At best, this definition seems to be a response to something unscientific... see the next section.

The Social Aspect of Reviewing🔗

social | adjective: relating to society or its organization.

There’s another aspect to peer review, which I will call a social aspect. Science is, of course, a social process, so these are not unrelated. But I want to separate them.

The previous aspects to reviewing dealt explicity with scientific mission— the advancement of knowledge. But it is us humans that are attempting to do that, in a large context with many systems and pressures that we interact with and within.

For example, to advnace knowledge, we must keep up with the state of knowledge. One purpose of reviewing I’ve heard advocate is to act in defense of human attention, so that we can focus on the advancement that are relevant and important. A peer reviewers job is, in part, to reject "noise" from the process, so it is even possible to know what the state of knowledge is.

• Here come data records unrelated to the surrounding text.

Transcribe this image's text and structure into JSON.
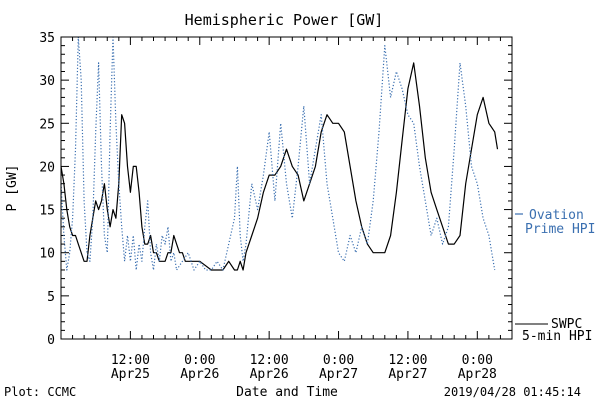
{
  "footer": {
    "plot_credit": "Plot: CCMC",
    "timestamp": "2019/04/28 01:45:14"
  },
  "colors": {
    "swpc_line": "#000000",
    "ovation_line": "#3a6fb0",
    "frame": "#000000"
  },
  "chart_data": {
    "type": "line",
    "title": "Hemispheric Power [GW]",
    "xlabel": "Date and Time",
    "ylabel": "P [GW]",
    "ylim": [
      0,
      35
    ],
    "xlim_hours": [
      0,
      78
    ],
    "yticks": [
      0,
      5,
      10,
      15,
      20,
      25,
      30,
      35
    ],
    "xticks": [
      {
        "hour": 12,
        "time": "12:00",
        "date": "Apr25"
      },
      {
        "hour": 24,
        "time": "0:00",
        "date": "Apr26"
      },
      {
        "hour": 36,
        "time": "12:00",
        "date": "Apr26"
      },
      {
        "hour": 48,
        "time": "0:00",
        "date": "Apr27"
      },
      {
        "hour": 60,
        "time": "12:00",
        "date": "Apr27"
      },
      {
        "hour": 72,
        "time": "0:00",
        "date": "Apr28"
      }
    ],
    "grid": false,
    "legend_position": "right",
    "series": [
      {
        "name": "SWPC 5-min HPI",
        "legend": [
          "SWPC",
          "5-min HPI"
        ],
        "style": "solid",
        "points": [
          [
            0,
            20
          ],
          [
            0.5,
            18
          ],
          [
            1,
            15
          ],
          [
            1.5,
            13
          ],
          [
            2,
            12
          ],
          [
            2.5,
            12
          ],
          [
            3,
            11
          ],
          [
            3.5,
            10
          ],
          [
            4,
            9
          ],
          [
            4.5,
            9
          ],
          [
            5,
            12
          ],
          [
            5.5,
            14
          ],
          [
            6,
            16
          ],
          [
            6.5,
            15
          ],
          [
            7,
            16
          ],
          [
            7.5,
            18
          ],
          [
            8,
            15
          ],
          [
            8.5,
            13
          ],
          [
            9,
            15
          ],
          [
            9.5,
            14
          ],
          [
            10,
            18
          ],
          [
            10.5,
            26
          ],
          [
            11,
            25
          ],
          [
            11.5,
            20
          ],
          [
            12,
            17
          ],
          [
            12.5,
            20
          ],
          [
            13,
            20
          ],
          [
            13.5,
            17
          ],
          [
            14,
            13
          ],
          [
            14.5,
            11
          ],
          [
            15,
            11
          ],
          [
            15.5,
            12
          ],
          [
            16,
            10
          ],
          [
            16.5,
            10
          ],
          [
            17,
            9
          ],
          [
            17.5,
            9
          ],
          [
            18,
            9
          ],
          [
            18.5,
            10
          ],
          [
            19,
            10
          ],
          [
            19.5,
            12
          ],
          [
            20,
            11
          ],
          [
            20.5,
            10
          ],
          [
            21,
            10
          ],
          [
            21.5,
            9
          ],
          [
            22,
            9
          ],
          [
            24,
            9
          ],
          [
            26,
            8
          ],
          [
            28,
            8
          ],
          [
            29,
            9
          ],
          [
            30,
            8
          ],
          [
            30.5,
            8
          ],
          [
            31,
            9
          ],
          [
            31.5,
            8
          ],
          [
            32,
            10
          ],
          [
            33,
            12
          ],
          [
            34,
            14
          ],
          [
            35,
            17
          ],
          [
            36,
            19
          ],
          [
            37,
            19
          ],
          [
            38,
            20
          ],
          [
            39,
            22
          ],
          [
            40,
            20
          ],
          [
            41,
            19
          ],
          [
            42,
            16
          ],
          [
            43,
            18
          ],
          [
            44,
            20
          ],
          [
            45,
            24
          ],
          [
            46,
            26
          ],
          [
            47,
            25
          ],
          [
            48,
            25
          ],
          [
            49,
            24
          ],
          [
            50,
            20
          ],
          [
            51,
            16
          ],
          [
            52,
            13
          ],
          [
            53,
            11
          ],
          [
            54,
            10
          ],
          [
            56,
            10
          ],
          [
            57,
            12
          ],
          [
            58,
            17
          ],
          [
            59,
            23
          ],
          [
            60,
            29
          ],
          [
            61,
            32
          ],
          [
            62,
            27
          ],
          [
            63,
            21
          ],
          [
            64,
            17
          ],
          [
            65,
            15
          ],
          [
            66,
            13
          ],
          [
            67,
            11
          ],
          [
            68,
            11
          ],
          [
            69,
            12
          ],
          [
            70,
            18
          ],
          [
            71,
            22
          ],
          [
            72,
            26
          ],
          [
            73,
            28
          ],
          [
            74,
            25
          ],
          [
            75,
            24
          ],
          [
            75.5,
            22
          ]
        ]
      },
      {
        "name": "Ovation Prime HPI",
        "legend": [
          "Ovation",
          "Prime HPI"
        ],
        "style": "dotted",
        "points": [
          [
            0,
            18
          ],
          [
            0.5,
            12
          ],
          [
            1,
            8
          ],
          [
            1.5,
            10
          ],
          [
            2,
            14
          ],
          [
            2.5,
            22
          ],
          [
            3,
            35
          ],
          [
            3.5,
            30
          ],
          [
            4,
            16
          ],
          [
            4.5,
            10
          ],
          [
            5,
            9
          ],
          [
            5.5,
            14
          ],
          [
            6,
            24
          ],
          [
            6.5,
            32
          ],
          [
            7,
            20
          ],
          [
            7.5,
            12
          ],
          [
            8,
            10
          ],
          [
            8.5,
            24
          ],
          [
            9,
            35
          ],
          [
            9.5,
            25
          ],
          [
            10,
            18
          ],
          [
            10.5,
            13
          ],
          [
            11,
            9
          ],
          [
            11.5,
            12
          ],
          [
            12,
            9
          ],
          [
            12.5,
            12
          ],
          [
            13,
            8
          ],
          [
            13.5,
            11
          ],
          [
            14,
            9
          ],
          [
            14.5,
            13
          ],
          [
            15,
            16
          ],
          [
            15.5,
            10
          ],
          [
            16,
            8
          ],
          [
            16.5,
            11
          ],
          [
            17,
            9
          ],
          [
            17.5,
            12
          ],
          [
            18,
            11
          ],
          [
            18.5,
            13
          ],
          [
            19,
            9
          ],
          [
            19.5,
            10
          ],
          [
            20,
            8
          ],
          [
            21,
            9
          ],
          [
            22,
            10
          ],
          [
            23,
            8
          ],
          [
            24,
            9
          ],
          [
            25,
            8
          ],
          [
            26,
            8
          ],
          [
            27,
            9
          ],
          [
            28,
            8
          ],
          [
            29,
            11
          ],
          [
            30,
            14
          ],
          [
            30.5,
            20
          ],
          [
            31,
            12
          ],
          [
            31.5,
            9
          ],
          [
            32,
            11
          ],
          [
            33,
            18
          ],
          [
            34,
            15
          ],
          [
            35,
            19
          ],
          [
            36,
            24
          ],
          [
            37,
            16
          ],
          [
            38,
            25
          ],
          [
            39,
            18
          ],
          [
            40,
            14
          ],
          [
            41,
            20
          ],
          [
            42,
            27
          ],
          [
            43,
            18
          ],
          [
            44,
            22
          ],
          [
            45,
            26
          ],
          [
            46,
            18
          ],
          [
            47,
            14
          ],
          [
            48,
            10
          ],
          [
            49,
            9
          ],
          [
            50,
            12
          ],
          [
            51,
            10
          ],
          [
            52,
            13
          ],
          [
            53,
            11
          ],
          [
            54,
            16
          ],
          [
            55,
            24
          ],
          [
            56,
            34
          ],
          [
            57,
            28
          ],
          [
            58,
            31
          ],
          [
            59,
            29
          ],
          [
            60,
            26
          ],
          [
            61,
            25
          ],
          [
            62,
            20
          ],
          [
            63,
            16
          ],
          [
            64,
            12
          ],
          [
            65,
            14
          ],
          [
            66,
            11
          ],
          [
            67,
            13
          ],
          [
            68,
            22
          ],
          [
            69,
            32
          ],
          [
            70,
            27
          ],
          [
            71,
            20
          ],
          [
            72,
            18
          ],
          [
            73,
            14
          ],
          [
            74,
            12
          ],
          [
            75,
            8
          ]
        ]
      }
    ]
  }
}
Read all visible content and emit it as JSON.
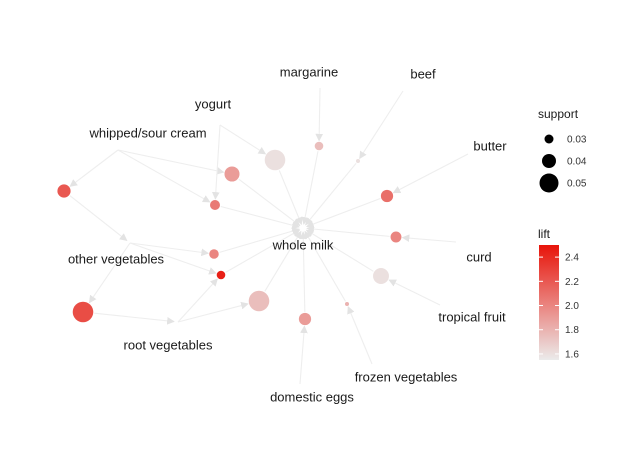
{
  "graph": {
    "items": [
      {
        "id": "whole_milk",
        "label": "whole milk"
      },
      {
        "id": "margarine",
        "label": "margarine"
      },
      {
        "id": "beef",
        "label": "beef"
      },
      {
        "id": "yogurt",
        "label": "yogurt"
      },
      {
        "id": "butter",
        "label": "butter"
      },
      {
        "id": "whipped",
        "label": "whipped/sour cream"
      },
      {
        "id": "curd",
        "label": "curd"
      },
      {
        "id": "other_veg",
        "label": "other vegetables"
      },
      {
        "id": "tropical",
        "label": "tropical fruit"
      },
      {
        "id": "root_veg",
        "label": "root vegetables"
      },
      {
        "id": "frozen_veg",
        "label": "frozen vegetables"
      },
      {
        "id": "eggs",
        "label": "domestic eggs"
      }
    ],
    "rules": [
      {
        "id": "r1",
        "support": 0.03,
        "lift": 1.75,
        "from": [
          "margarine"
        ],
        "to": "whole_milk"
      },
      {
        "id": "r2",
        "support": 0.02,
        "lift": 1.6,
        "from": [
          "beef"
        ],
        "to": "whole_milk"
      },
      {
        "id": "r3",
        "support": 0.056,
        "lift": 1.6,
        "from": [
          "yogurt"
        ],
        "to": "whole_milk"
      },
      {
        "id": "r4",
        "support": 0.044,
        "lift": 1.9,
        "from": [
          "whipped"
        ],
        "to": "whole_milk"
      },
      {
        "id": "r5",
        "support": 0.038,
        "lift": 2.1,
        "from": [
          "butter"
        ],
        "to": "whole_milk"
      },
      {
        "id": "r6",
        "support": 0.035,
        "lift": 2.0,
        "from": [
          "curd"
        ],
        "to": "whole_milk"
      },
      {
        "id": "r7",
        "support": 0.046,
        "lift": 1.6,
        "from": [
          "tropical"
        ],
        "to": "whole_milk"
      },
      {
        "id": "r8",
        "support": 0.04,
        "lift": 2.2,
        "from": [
          "whipped"
        ],
        "to": "other_veg"
      },
      {
        "id": "r9",
        "support": 0.033,
        "lift": 2.05,
        "from": [
          "whipped",
          "yogurt"
        ],
        "to": "whole_milk"
      },
      {
        "id": "r10",
        "support": 0.032,
        "lift": 2.0,
        "from": [
          "other_veg"
        ],
        "to": "whole_milk"
      },
      {
        "id": "r11",
        "support": 0.03,
        "lift": 2.45,
        "from": [
          "root_veg",
          "other_veg"
        ],
        "to": "whole_milk"
      },
      {
        "id": "r12",
        "support": 0.056,
        "lift": 2.25,
        "from": [
          "other_veg"
        ],
        "to": "root_veg"
      },
      {
        "id": "r13",
        "support": 0.056,
        "lift": 1.75,
        "from": [
          "root_veg"
        ],
        "to": "whole_milk"
      },
      {
        "id": "r14",
        "support": 0.038,
        "lift": 1.9,
        "from": [
          "eggs"
        ],
        "to": "whole_milk"
      },
      {
        "id": "r15",
        "support": 0.02,
        "lift": 1.8,
        "from": [
          "frozen_veg"
        ],
        "to": "whole_milk"
      }
    ],
    "colors": {
      "edge": "#eeeeee",
      "arrow": "#e3e3e3",
      "lift_low": "#ebebeb",
      "lift_high": "#e8140a"
    }
  },
  "legend": {
    "support_title": "support",
    "support_entries": [
      {
        "value": 0.03,
        "label": "0.03"
      },
      {
        "value": 0.04,
        "label": "0.04"
      },
      {
        "value": 0.05,
        "label": "0.05"
      }
    ],
    "lift_title": "lift",
    "lift_range": [
      1.55,
      2.5
    ],
    "lift_ticks": [
      {
        "value": 2.4,
        "label": "2.4"
      },
      {
        "value": 2.2,
        "label": "2.2"
      },
      {
        "value": 2.0,
        "label": "2.0"
      },
      {
        "value": 1.8,
        "label": "1.8"
      },
      {
        "value": 1.6,
        "label": "1.6"
      }
    ]
  }
}
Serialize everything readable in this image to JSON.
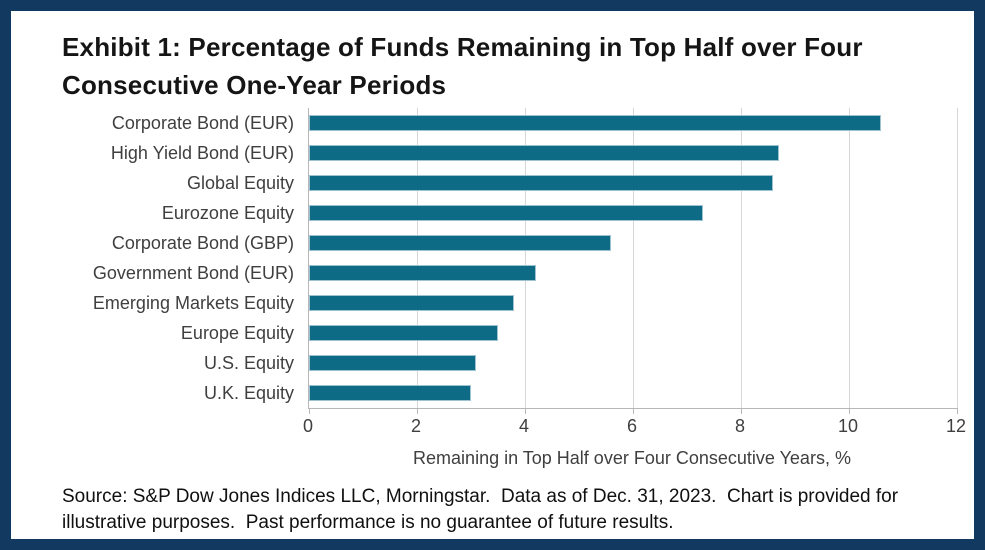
{
  "window": {
    "border_color": "#123a60",
    "background_color": "#ffffff"
  },
  "title": {
    "line1": "Exhibit 1: Percentage of Funds Remaining in Top Half over Four",
    "line2": "Consecutive One-Year Periods"
  },
  "chart_data": {
    "type": "bar",
    "orientation": "horizontal",
    "categories": [
      "Corporate Bond (EUR)",
      "High Yield Bond (EUR)",
      "Global Equity",
      "Eurozone Equity",
      "Corporate Bond (GBP)",
      "Government Bond (EUR)",
      "Emerging Markets Equity",
      "Europe Equity",
      "U.S. Equity",
      "U.K. Equity"
    ],
    "values": [
      10.6,
      8.7,
      8.6,
      7.3,
      5.6,
      4.2,
      3.8,
      3.5,
      3.1,
      3.0
    ],
    "xlabel": "Remaining in Top Half over Four Consecutive Years, %",
    "xticks": [
      0,
      2,
      4,
      6,
      8,
      10,
      12
    ],
    "xlim": [
      0,
      12
    ],
    "grid": true,
    "legend": false,
    "bar_color": "#0e6b86",
    "bar_border_color": "#9ec2d2",
    "gridline_color": "#d6d6d6",
    "axis_line_color": "#b7b7b7",
    "tick_label_color": "#3f3f3f"
  },
  "footer": {
    "source_note": "Source: S&P Dow Jones Indices LLC, Morningstar.  Data as of Dec. 31, 2023.  Chart is provided for\nillustrative purposes.  Past performance is no guarantee of future results."
  }
}
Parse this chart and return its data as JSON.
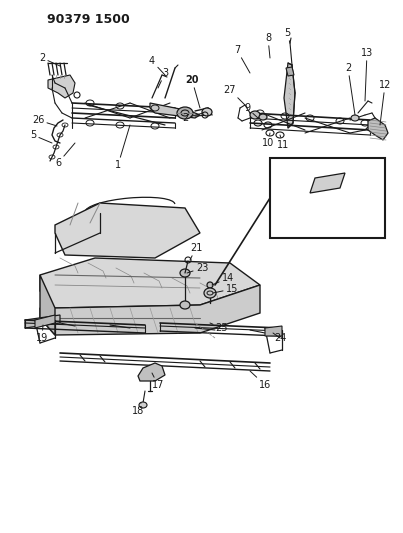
{
  "title_code": "90379 1500",
  "bg_color": "#ffffff",
  "line_color": "#1a1a1a",
  "fig_w": 4.03,
  "fig_h": 5.33,
  "dpi": 100
}
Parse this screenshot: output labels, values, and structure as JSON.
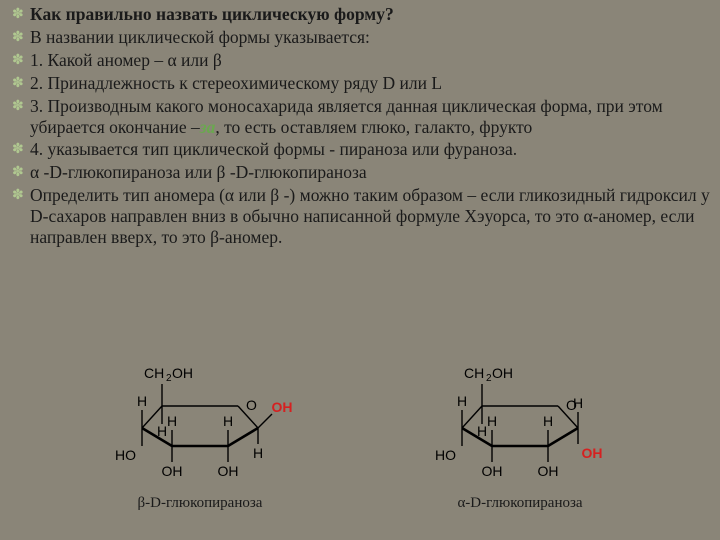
{
  "lines": [
    {
      "text": "Как правильно назвать циклическую форму?",
      "bold": true
    },
    {
      "text": "В названии циклической формы указывается:"
    },
    {
      "text": "1. Какой аномер – α или β"
    },
    {
      "text": "2. Принадлежность к стереохимическому ряду D или L"
    },
    {
      "text": "3. Производным какого моносахарида является данная циклическая форма, при этом убирается окончание –",
      "suffixHighlight": "за",
      "postSuffix": ", то есть оставляем глюко, галакто, фрукто"
    },
    {
      "text": "4. указывается тип циклической формы - пираноза или фураноза."
    },
    {
      "text": "α -D-глюкопираноза  или β -D-глюкопираноза"
    },
    {
      "text": "Определить тип аномера (α или β -) можно таким образом – если гликозидный гидроксил у D-сахаров направлен вниз в обычно написанной формуле Хэуорса, то это α-аномер, если направлен вверх, то это β-аномер."
    }
  ],
  "bulletGlyph": "✽",
  "molecules": {
    "left": {
      "caption": "β-D-глюкопираноза",
      "variant": "beta"
    },
    "right": {
      "caption": "α-D-глюкопираноза",
      "variant": "alpha"
    }
  },
  "style": {
    "atoms": {
      "CH2OH": "CH₂OH",
      "OH": "OH",
      "H": "H",
      "O": "O",
      "HO": "HO"
    },
    "ohColor": "#d62020"
  }
}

This seems related to the second definition of "significance" in the prior section. If a result is "too small", perhaps it becomes a distraction. New authors spend too much time learning it and pushing it to a state of being useful, taking more time than it would have taken the original authors, thus wasting time. Or perhaps realizing the result does not scale to enough settings as originally assumed, but only after wasting a great deal of time, attention, and effort.

But this requires us to make the call on what others will want to and/or should pay attention to. That’s a hard call to make; I’m not sure whether I can make or should make it.

It could also be a reaction to gaming the system that employs scientists and funds research. A bunch of small publication is still a large publication count, which can (through the magic of relying on metrics) convince people to provide funding or jobs to one person, but not another. This, in turn, can prevent others from doing useful work to advance knowledge; they could use made use of those jobs or funding.

I’m not going to rant here about the Tyranny of Metrics, for which there’s a whole book I heartily recommend.

Metrics exist, and we have to work with them, so it’s worth paying attention to them. We don’t want people gaming our system, even if our system is stupid. We should try to change it, but that’s not always possible.

Still I think it’s worth being careful of doing more harm than good when trying to prevent people from gaming the system. I’m not sure how easy it is to recognize "salami slicing" a work in to lots of little pieces of work, apriori. Science is incremental.

On the other side, does a venue have a responsibility to game unjust systems? Some systems exist evaluate venues based on inclusion in certain indexes, acceptance reates, classificaiton as journal or conference, etc, and peoples jobs’ rely on these things. Should a venue do things like turn itself into a journal (as PACMPL has done) to game an unjust evaluation system? What about targeting a certain acceptance ratio, which POPL explicitly does?

https://www.sigplan.org/Conferences/POPL/Principles/

This acceptance ratio is important for maintaing a high ranking in the CORE ranking system.

See ICFP’s downgrade from A* to A, which cites the acceptance ratio of 33% being too high: http://portal.core.edu.au/core/media/justification/CORE2021/4612ICFP.pdf

Do reviewers have a responsibility to maintain a high ranking, to the benefit of the venue and the people submitting to their venue, by rejecting a certain proportion of papers? Without doing so, we risk the scientific endeavour— the venue and its community may no longer be able to effectively advance knowledge.

I dunno man I’m not a moral philosopher.